UNANSWERED questions over the threat of extremism is a factor behind a Tory’s decision to quit Portsmouth City Council, The News can reveal.
Cllr Alistair Thompson says the authority failed to give him proper answers over whether it was doing enough to stop youngsters travelling to fight for Isil in Iraq and Syria.
A number of young men left this city to go and fight for a faction which is very alien, and as an authority, could we have saved their lives and prevented them from ever going?Tory councillor Alistair Thompson
And he said the damage that did to the reputation of the council made him realise he had to walk away.
Cllr Thompson, who has decided to stand down as a Conservative representing Hilsea at today’s local election, said: ‘This was a serious issue. A number of young men left this city to go and fight for a faction which is very alien, and as an authority, could we have saved their lives and prevented them from ever going?
‘I do not think it was unreasonable to have asked these sort of questions.’
Cllr Thompson said responses given by the authority’s chief executive, David Williams, weren’t good enough, and he was promised a meeting over the work being done to curb extremism – but it never materialised.
Four young men from Portsmouth have died in Syria in the past year after becoming Jihadi fighters for Isil, including Ifthekar Jaman.
Cllr Thompson added: ‘The damage done to the democratic process, the damage done to the reputation of the council, in my opinion, were catalysts in my decision to go.’
But the council insists numerous briefing sessions were held with councillors, and it has forged strong links with the city’s three mosques.

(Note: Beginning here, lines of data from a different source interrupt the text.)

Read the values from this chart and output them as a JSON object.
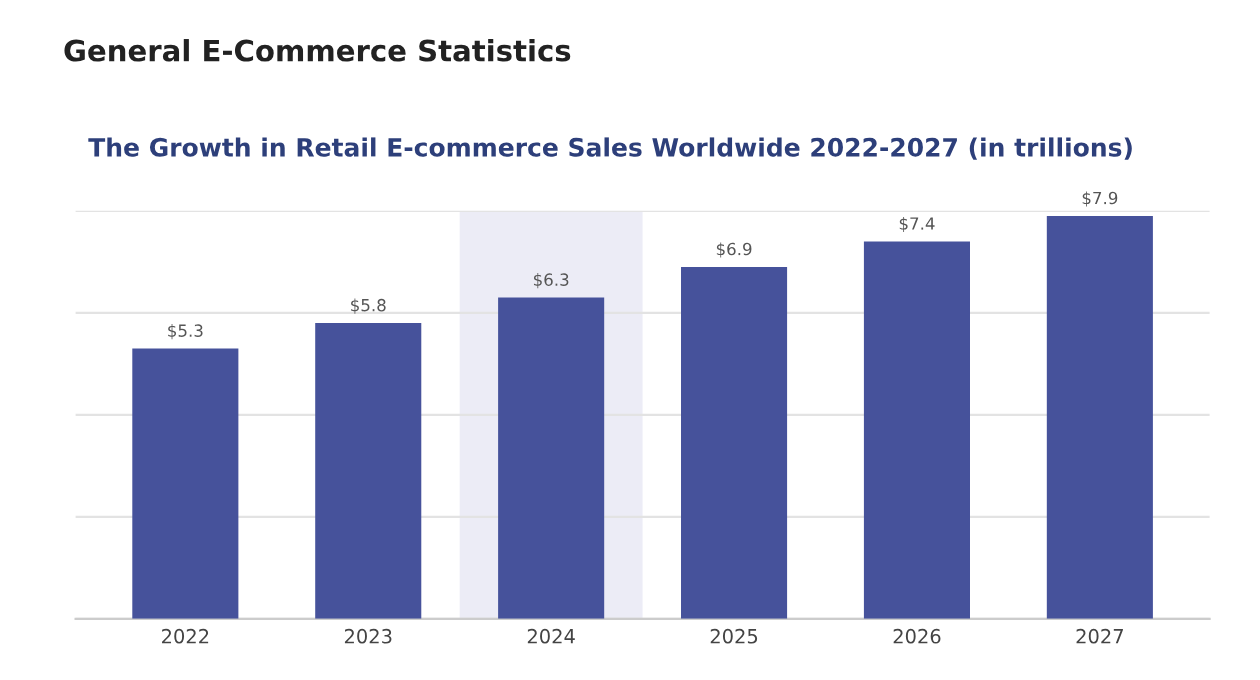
{
  "chart_data": {
    "type": "bar",
    "title": "General E-Commerce Statistics",
    "subtitle": "The Growth in Retail E-commerce Sales Worldwide 2022-2027 (in trillions)",
    "categories": [
      "2022",
      "2023",
      "2024",
      "2025",
      "2026",
      "2027"
    ],
    "values": [
      5.3,
      5.8,
      6.3,
      6.9,
      7.4,
      7.9
    ],
    "color": "#46529b",
    "value_labels": [
      "$5.3",
      "$5.8",
      "$6.3",
      "$6.9",
      "$7.4",
      "$7.9"
    ],
    "ylim": [
      0,
      8
    ],
    "yticks": [
      {
        "value": 0,
        "label": null
      },
      {
        "value": 2,
        "label": null
      },
      {
        "value": 4,
        "label": null
      },
      {
        "value": 6,
        "label": null
      },
      {
        "value": 8,
        "label": null
      }
    ],
    "tick_labels": "x",
    "grid": "y",
    "bands": [
      {
        "axis": "x",
        "from": "2024",
        "to": "2024",
        "color": "#ececf6"
      }
    ]
  }
}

A seminar and leaflets were produced educating people about the dangers of travelling to Syria.
Cllr Thompson says the council’s handling of the Ashya King affair is another reason why he’s leaving.
He quit a scrutiny panel which was investigating the authority’s handling of the boy’s access to healthcare as he felt it had been blocked from doing its work.
The council had found itself at the centre of a storm over a legal order preventing Ashya, from Southsea, from having crucial treatment for a brain tumour.
‘There was cross-party support for the scrutiny panel to carry out that investigation,’ said Cllr Thompson.
‘So (blocking that investigation) struck at the very heart of the democratic system that I have defended.’
According to the council, Portsmouth Safeguarding Children Board – which seeks to protect young people in the city – had decided to review the boy’s treatment so the panel’s involvement was therefore no longer needed.
Cllr Thompson also raised frustrations that residents were not listened to enough before the decision was made to approve plans to build flats on the former Southdown bus depot site.
He says First Wessex’s concerns that it would have lost a government grant to build the development should not have been taken into consideration.
...And some are saying goodbye after years of hard work
FIVE more councillors are bowing out following today’s local election in Portsmouth.
The Lord Mayor of Portsmouth, Cllr Steven Wylie and his Lib Dem colleagues Terry Hall, Les Stevens and Margaret Adair have chosen not to defend their seats.
Independent councillor Eleanor Scott is leaving to concentrate on writing a book about her time on the authority.
Cllr Wylie, who was first elected to the council in 2003, said it was a privilege to serve people.
‘I’m sure I will miss it all, but this is the right time for me as I have a young family,’ he said.
‘The council has taken up a big part of my life.
‘I have been in politics for a while and now it’s time for a change in direction and I am looking forward to more family time.
‘It has been a real, real honour to be the Lord Mayor in my final year.
‘I never thought when I moved to the city 22 years ago that I would become Lord Mayor.
‘I was also on the cabinet for five years.’
Cllr Hall was also first elected to the council in 2003.
She said: ‘My reason for standing down is entirely down to my age and the fact my husband has retired.
‘I’m 63, if I was to stay on for another four years I would be 67. It’s time for someone else to give it a go.
‘I will continue to support the party and Gerald Vernon-Jackson – but I am retiring.’
But Cllr Hall said she may be tempted to run for a seat on the council again if she misses city politics.
Cllr Adair is retiring after eight years on the council.
She hopes to get involved in voluntary work at Queen Alexandra Hospital.
Cllr Stevens has already admitted a rise in ‘political mudslinging’ was a factor in him wanting to stand down.